Search code examples
c++regexc++11gccgnu

C++ standard regex difference between std=c++11 and std=gnu++11


There seems to be a difference in regex behavior when comiling code using regex and gnu extensions.

The following code produces an exception when compiliing with -std=c++11, however -std=gnu++11 works:

#include <regex>
#include <iostream>

int main(int argc, char **argv) {

    std::string rex { "\\[1\\]" };
    std::string str { "[1]" };
    std::regex regex(rex, std::regex::extended);
    auto match = std::regex_match(str.begin(), str.end(), regex);
    std::cout << "Result is " << match << std::endl;
    return 0;
}

I tried gcc from 4.9.4 up to 9.2 with same behavior. Any ideas why this code behaves differently?


Solution

  • std::regex::extended uses extended POSIX regular expressions. According to those syntax rules, a backslash can only precede a "special character", which is one of .[\()*+?{|^$. While a left bracket [ is a special character, the right bracket ] is not. So your regular expression should be "\\[1]" instead of "\\[1\\]" to be standard-compliant.

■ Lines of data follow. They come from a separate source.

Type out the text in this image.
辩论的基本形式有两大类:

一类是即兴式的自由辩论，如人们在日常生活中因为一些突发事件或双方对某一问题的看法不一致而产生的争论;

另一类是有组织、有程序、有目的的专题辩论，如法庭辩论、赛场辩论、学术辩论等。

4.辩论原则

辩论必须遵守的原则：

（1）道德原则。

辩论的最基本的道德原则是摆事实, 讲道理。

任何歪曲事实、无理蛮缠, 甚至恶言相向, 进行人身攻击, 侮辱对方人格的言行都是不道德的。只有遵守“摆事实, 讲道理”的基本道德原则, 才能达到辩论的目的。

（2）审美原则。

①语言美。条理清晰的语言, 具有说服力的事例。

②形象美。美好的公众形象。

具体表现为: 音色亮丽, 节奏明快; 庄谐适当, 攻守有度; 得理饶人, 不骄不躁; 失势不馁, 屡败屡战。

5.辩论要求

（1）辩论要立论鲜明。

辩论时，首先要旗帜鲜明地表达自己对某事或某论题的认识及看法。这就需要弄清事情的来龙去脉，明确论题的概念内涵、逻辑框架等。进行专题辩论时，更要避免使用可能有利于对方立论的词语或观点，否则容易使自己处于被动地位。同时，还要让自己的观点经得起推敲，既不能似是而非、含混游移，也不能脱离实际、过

    Looking at the standard library source code, there is the following in regex_scanner.tcc:

    #ifdef __STRICT_ANSI__
          // POSIX says it is undefined to escape ordinary characters
          __throw_regex_error(regex_constants::error_escape,
                      "Unexpected escape character.");
    #else
          _M_token = _S_token_ord_char;
          _M_value.assign(1, __c);
    #endif
    

    Which shows that it is a GNU extension to allow escaping non-special characters. I don't know where this extension is documented.